Hovea linearis is a species of flowering plant in the family Fabaceae and is endemic to eastern Australia. It is an erect or trailing subshrub with mostly narrowly linear to linear leaves with stipules at the base, and mauve and yellowish-green, pea-like flowers.

==Description==
Hovea linearis is an erect or trailing subshrub that sometimes grows to a height of up to 1.2 m, its branchlets covered with brown and silvery or grey hairs. The leaves are narrowly linear to linear, 30–110 mm long, 1.2–6 mm wide on a petiole 2–3.5 mm long with narrowly egg-shaped to lance-shaped stipules 1–2 mm long at the base. The leaves are more or less erect, the upper surface glabrous and the lower surface with soft hairs pressed against the surface. The flowers are usually arranged in pairs, each flower on a pedicel 1.0–2.5 mm long with bracts and bracteoles 1.5–2.5 mm long at the base. The sepals are 4–6.5 mm long, the upper pair forming a "lip" 4–5 mm wide. The standard petal is mauve with a yellowish-green base and 7–10 mm long, the wings 2.5–3.5 mm long. Flowering occurs from July to September and the fruit is a glabrous pod 7–10 mm long and wide.

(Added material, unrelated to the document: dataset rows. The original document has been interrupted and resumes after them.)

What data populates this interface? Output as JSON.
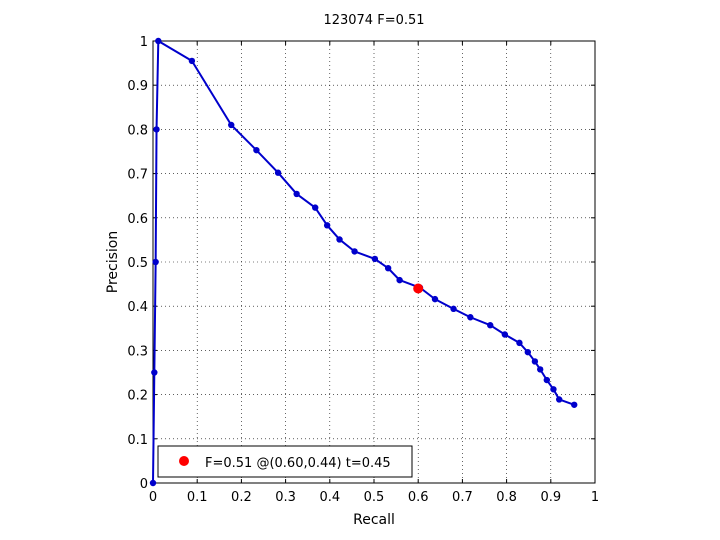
{
  "chart_data": {
    "type": "line",
    "title": "123074 F=0.51",
    "xlabel": "Recall",
    "ylabel": "Precision",
    "xlim": [
      0,
      1
    ],
    "ylim": [
      0,
      1
    ],
    "grid": true,
    "x_ticks": [
      "0",
      "0.1",
      "0.2",
      "0.3",
      "0.4",
      "0.5",
      "0.6",
      "0.7",
      "0.8",
      "0.9",
      "1"
    ],
    "y_ticks": [
      "0",
      "0.1",
      "0.2",
      "0.3",
      "0.4",
      "0.5",
      "0.6",
      "0.7",
      "0.8",
      "0.9",
      "1"
    ],
    "series": [
      {
        "color": "#0000cc",
        "marker": "dot",
        "points": [
          [
            0.0,
            0.0
          ],
          [
            0.003,
            0.25
          ],
          [
            0.006,
            0.5
          ],
          [
            0.008,
            0.8
          ],
          [
            0.012,
            1.0
          ],
          [
            0.088,
            0.955
          ],
          [
            0.177,
            0.81
          ],
          [
            0.234,
            0.753
          ],
          [
            0.283,
            0.702
          ],
          [
            0.325,
            0.654
          ],
          [
            0.367,
            0.623
          ],
          [
            0.394,
            0.583
          ],
          [
            0.422,
            0.551
          ],
          [
            0.456,
            0.524
          ],
          [
            0.502,
            0.507
          ],
          [
            0.532,
            0.486
          ],
          [
            0.558,
            0.459
          ],
          [
            0.604,
            0.442
          ],
          [
            0.638,
            0.416
          ],
          [
            0.68,
            0.394
          ],
          [
            0.718,
            0.375
          ],
          [
            0.763,
            0.357
          ],
          [
            0.796,
            0.336
          ],
          [
            0.829,
            0.317
          ],
          [
            0.848,
            0.296
          ],
          [
            0.864,
            0.275
          ],
          [
            0.876,
            0.257
          ],
          [
            0.891,
            0.233
          ],
          [
            0.906,
            0.212
          ],
          [
            0.919,
            0.189
          ],
          [
            0.953,
            0.177
          ]
        ]
      }
    ],
    "highlight_point": {
      "x": 0.6,
      "y": 0.44,
      "color": "#ff0000"
    },
    "legend": {
      "position": "bottom-left",
      "label": "F=0.51 @(0.60,0.44) t=0.45"
    }
  }
}
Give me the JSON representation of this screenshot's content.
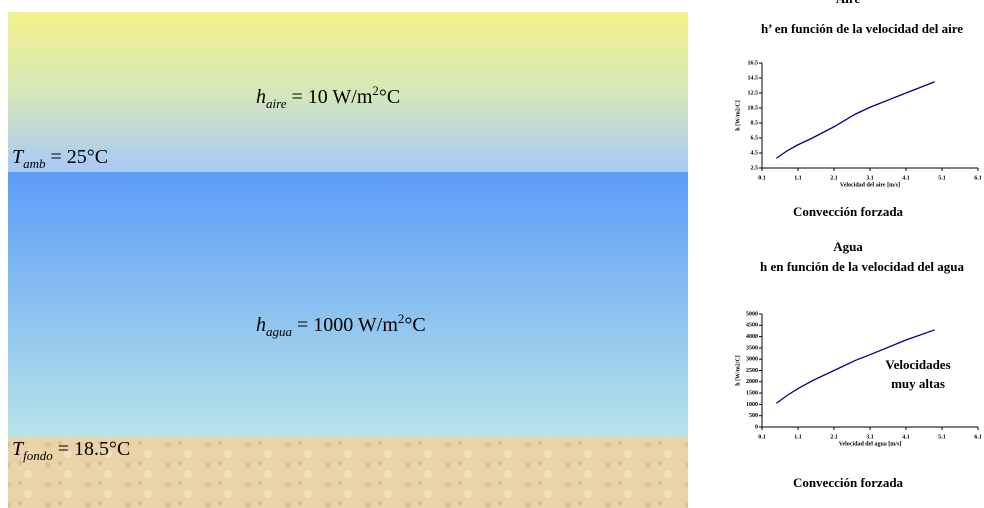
{
  "diagram": {
    "labels": [
      {
        "main": "h",
        "sub": "aire",
        "rest": " = 10 W/m",
        "sup": "2",
        "end": "°C"
      },
      {
        "main": "T",
        "sub": "amb",
        "rest": " = 25°C"
      },
      {
        "main": "h",
        "sub": "agua",
        "rest": " = 1000 W/m",
        "sup": "2",
        "end": "°C"
      },
      {
        "main": "T",
        "sub": "fondo",
        "rest": " = 18.5°C"
      }
    ]
  },
  "chart_data": [
    {
      "type": "line",
      "heading": "Aire",
      "subtitle": "h’ en función de la velocidad del aire",
      "caption": "Convección forzada",
      "x_label": "Velocidad del aire [m/s]",
      "y_label": "h [W/m2/C]",
      "x": [
        0.5,
        0.8,
        1.1,
        1.5,
        2.1,
        2.7,
        3.1,
        4.1,
        4.9
      ],
      "values": [
        3.8,
        4.8,
        5.6,
        6.5,
        8.0,
        9.7,
        10.6,
        12.5,
        14.0
      ],
      "color": "#000080",
      "xlim": [
        0.1,
        6.1
      ],
      "xticks": [
        0.1,
        1.1,
        2.1,
        3.1,
        4.1,
        5.1,
        6.1
      ],
      "ylim": [
        2.5,
        16.5
      ],
      "yticks": [
        2.5,
        4.5,
        6.5,
        8.5,
        10.5,
        12.5,
        14.5,
        16.5
      ]
    },
    {
      "type": "line",
      "heading": "Agua",
      "subtitle": "h en función de la velocidad del agua",
      "caption": "Convección forzada",
      "x_label": "Velocidad del agua [m/s]",
      "y_label": "h [W/m2/C]",
      "annotation": [
        "Velocidades",
        "muy altas"
      ],
      "x": [
        0.5,
        0.8,
        1.1,
        1.5,
        2.1,
        2.7,
        3.1,
        4.1,
        4.9
      ],
      "values": [
        1050,
        1400,
        1700,
        2050,
        2500,
        2950,
        3200,
        3850,
        4300
      ],
      "color": "#000080",
      "xlim": [
        0.1,
        6.1
      ],
      "xticks": [
        0.1,
        1.1,
        2.1,
        3.1,
        4.1,
        5.1,
        6.1
      ],
      "ylim": [
        0,
        5000
      ],
      "yticks": [
        0,
        500,
        1000,
        1500,
        2000,
        2500,
        3000,
        3500,
        4000,
        4500,
        5000
      ]
    }
  ]
}
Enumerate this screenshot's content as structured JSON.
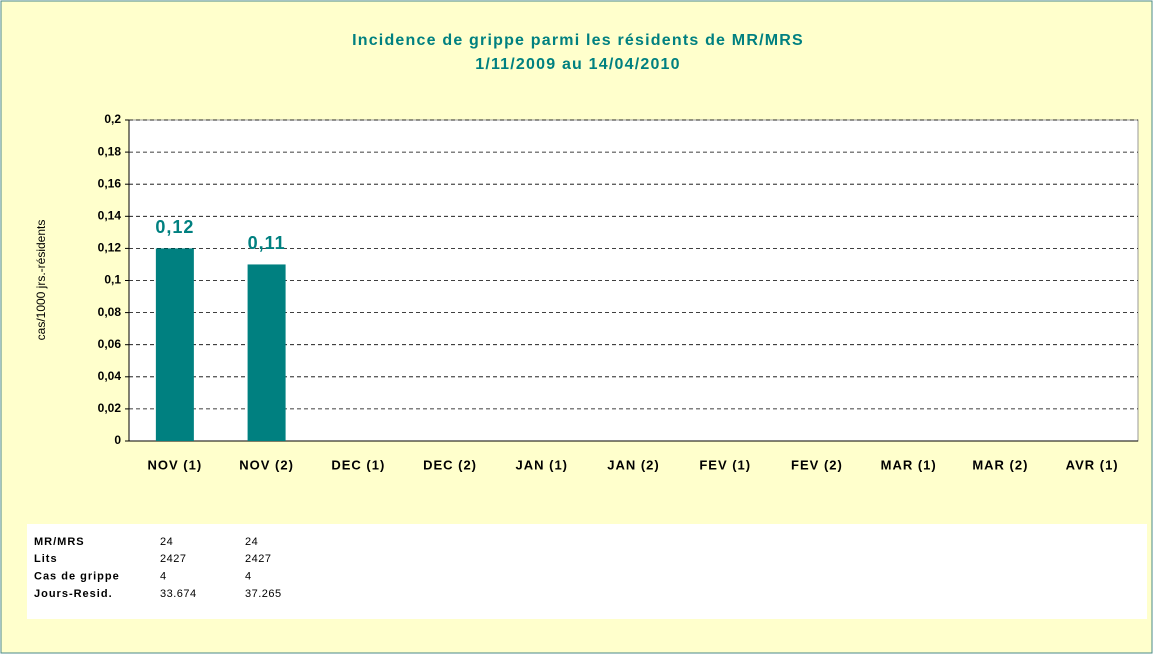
{
  "chart_data": {
    "type": "bar",
    "title": "Incidence de grippe parmi les résidents de MR/MRS",
    "subtitle": "1/11/2009 au 14/04/2010",
    "y_label": "cas/1000 jrs.-résidents",
    "categories": [
      "NOV (1)",
      "NOV (2)",
      "DEC (1)",
      "DEC (2)",
      "JAN (1)",
      "JAN (2)",
      "FEV (1)",
      "FEV (2)",
      "MAR (1)",
      "MAR (2)",
      "AVR (1)"
    ],
    "values": [
      0.12,
      0.11,
      null,
      null,
      null,
      null,
      null,
      null,
      null,
      null,
      null
    ],
    "value_labels": [
      "0,12",
      "0,11",
      null,
      null,
      null,
      null,
      null,
      null,
      null,
      null,
      null
    ],
    "color": "#008080",
    "ylim": [
      0,
      0.2
    ],
    "yticks": [
      0,
      {
        "value": 0.02,
        "label": "0,02"
      },
      {
        "value": 0.04,
        "label": "0,04"
      },
      {
        "value": 0.06,
        "label": "0,06"
      },
      {
        "value": 0.08,
        "label": "0,08"
      },
      {
        "value": 0.1,
        "label": "0,1"
      },
      {
        "value": 0.12,
        "label": "0,12"
      },
      {
        "value": 0.14,
        "label": "0,14"
      },
      {
        "value": 0.16,
        "label": "0,16"
      },
      {
        "value": 0.18,
        "label": "0,18"
      },
      {
        "value": 0.2,
        "label": "0,2"
      }
    ],
    "grid": true
  },
  "table": {
    "rows": [
      [
        "MR/MRS",
        "24",
        "24"
      ],
      [
        "Lits",
        "2427",
        "2427"
      ],
      [
        "Cas de grippe",
        "4",
        "4"
      ],
      [
        "Jours-Resid.",
        "33.674",
        "37.265"
      ]
    ]
  }
}
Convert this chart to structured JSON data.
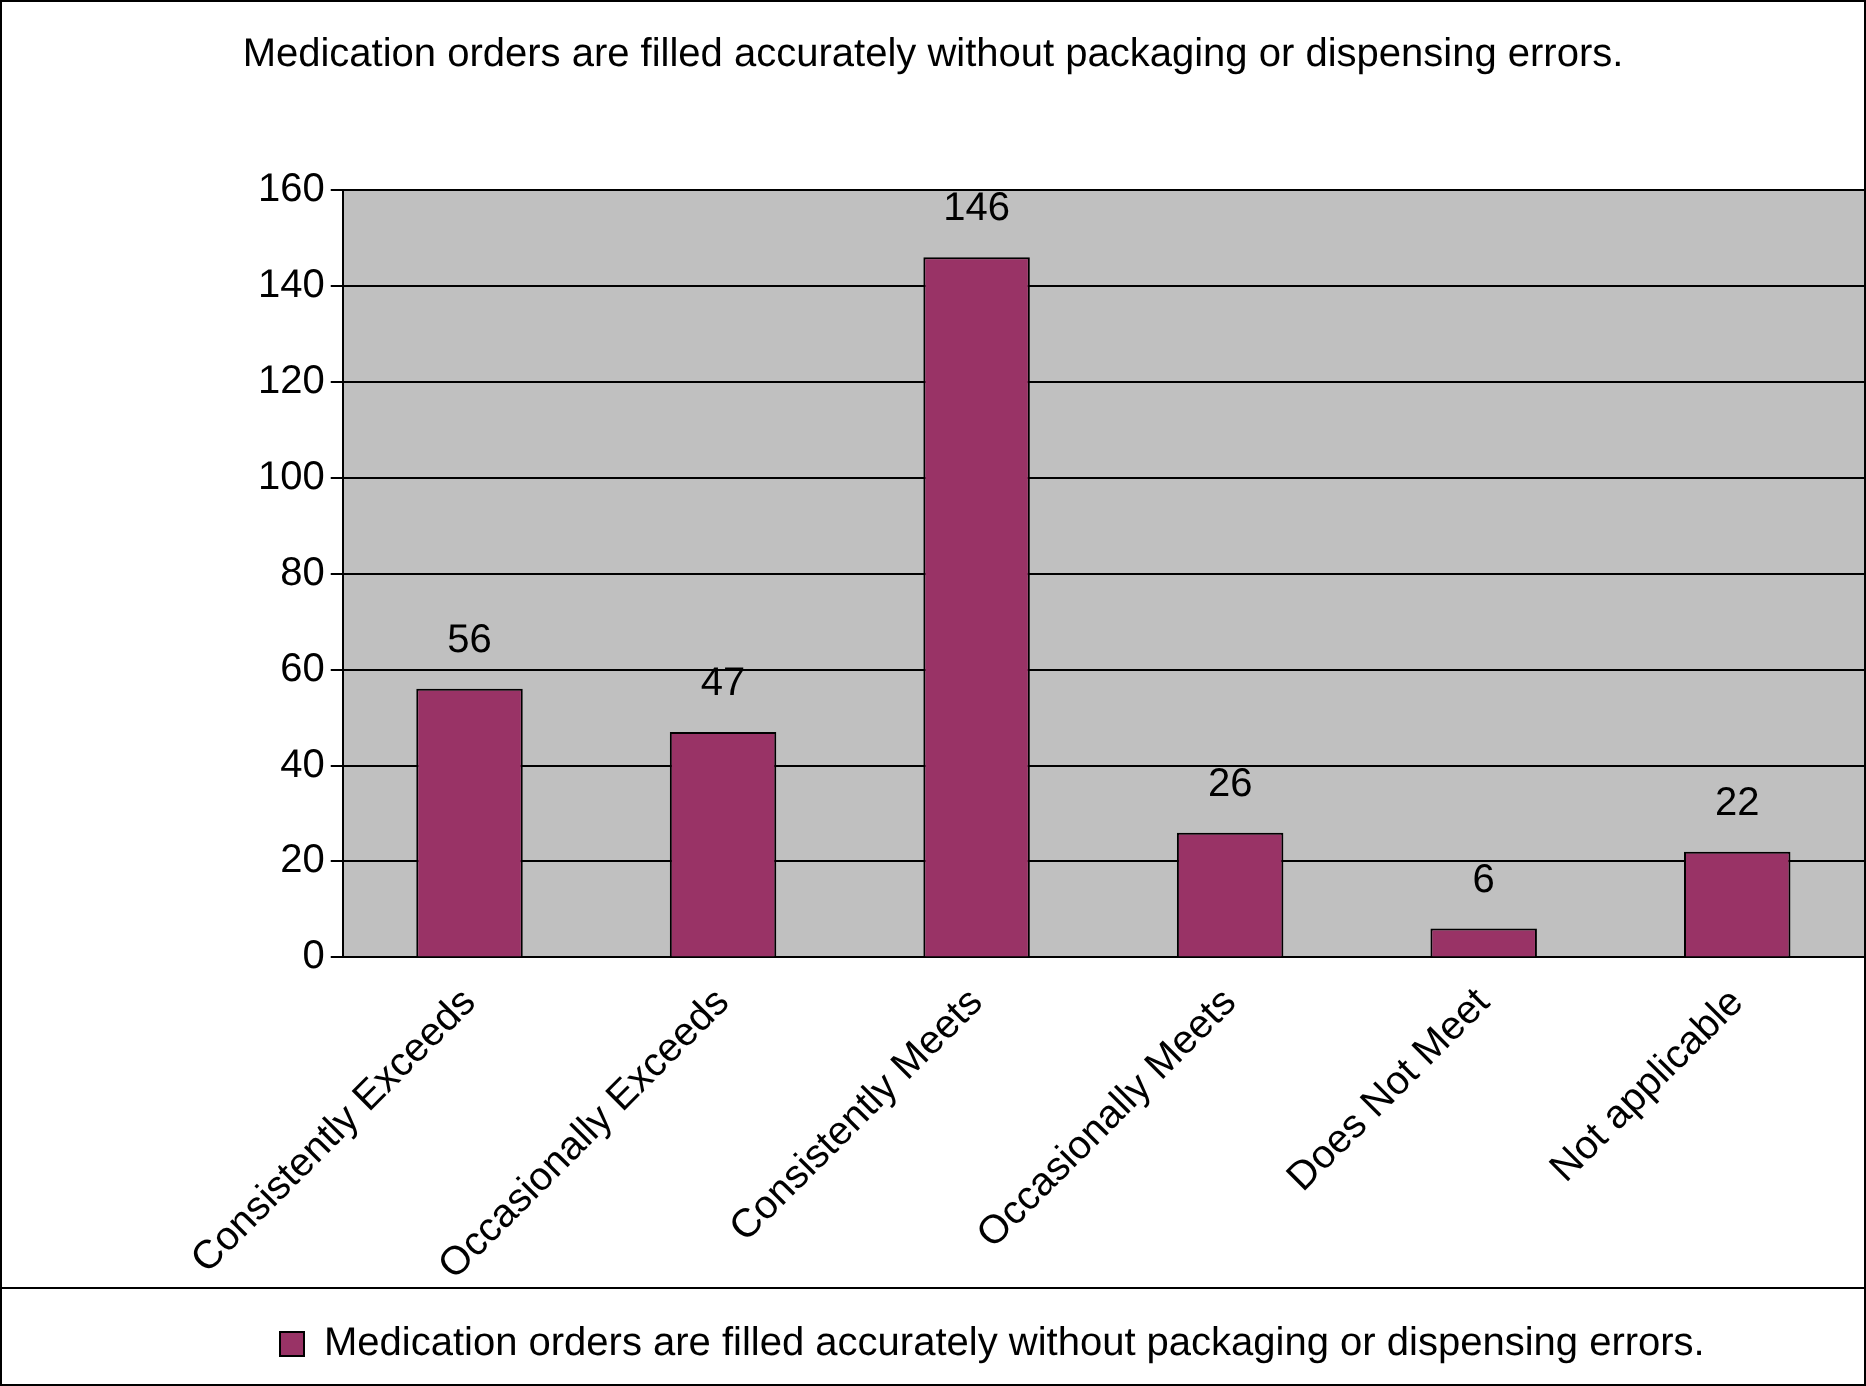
{
  "chart_data": {
    "type": "bar",
    "title": "Medication orders are filled accurately without packaging or dispensing errors.",
    "categories": [
      "Consistently Exceeds",
      "Occasionally Exceeds",
      "Consistently Meets",
      "Occasionally Meets",
      "Does Not Meet",
      "Not applicable"
    ],
    "series": [
      {
        "name": "Medication orders are filled accurately without packaging or dispensing errors.",
        "color": "#993366",
        "values": [
          56,
          47,
          146,
          26,
          6,
          22
        ]
      }
    ],
    "ylim": [
      0,
      160
    ],
    "yticks": [
      0,
      20,
      40,
      60,
      80,
      100,
      120,
      140,
      160
    ],
    "grid": "y",
    "legend": "bottom",
    "data_labels": true
  }
}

Hovea heterophylla is similar to H. linearis but has its leaves often spreading to pendent, usually wider leaves, up to four flowers per leaf axil, and sepals 3.5–5 mm long.

==Taxonomy==
This species was first formally described in 1808 by James Edward Smith, who gave it the name Poiretia linearis in Transactions of the Linnean Society of London. In 1812, Robert Brown changed the name to Hovea linearis in William Aiton's Hortus Kewensis.

==Distribution and habitat==
Hovea linearis grows in forest and woodland, mainly between Newcastle and Nowra in eastern New South Wales, but it is also known from the Blackdown Tableland in south-eastern Queensland.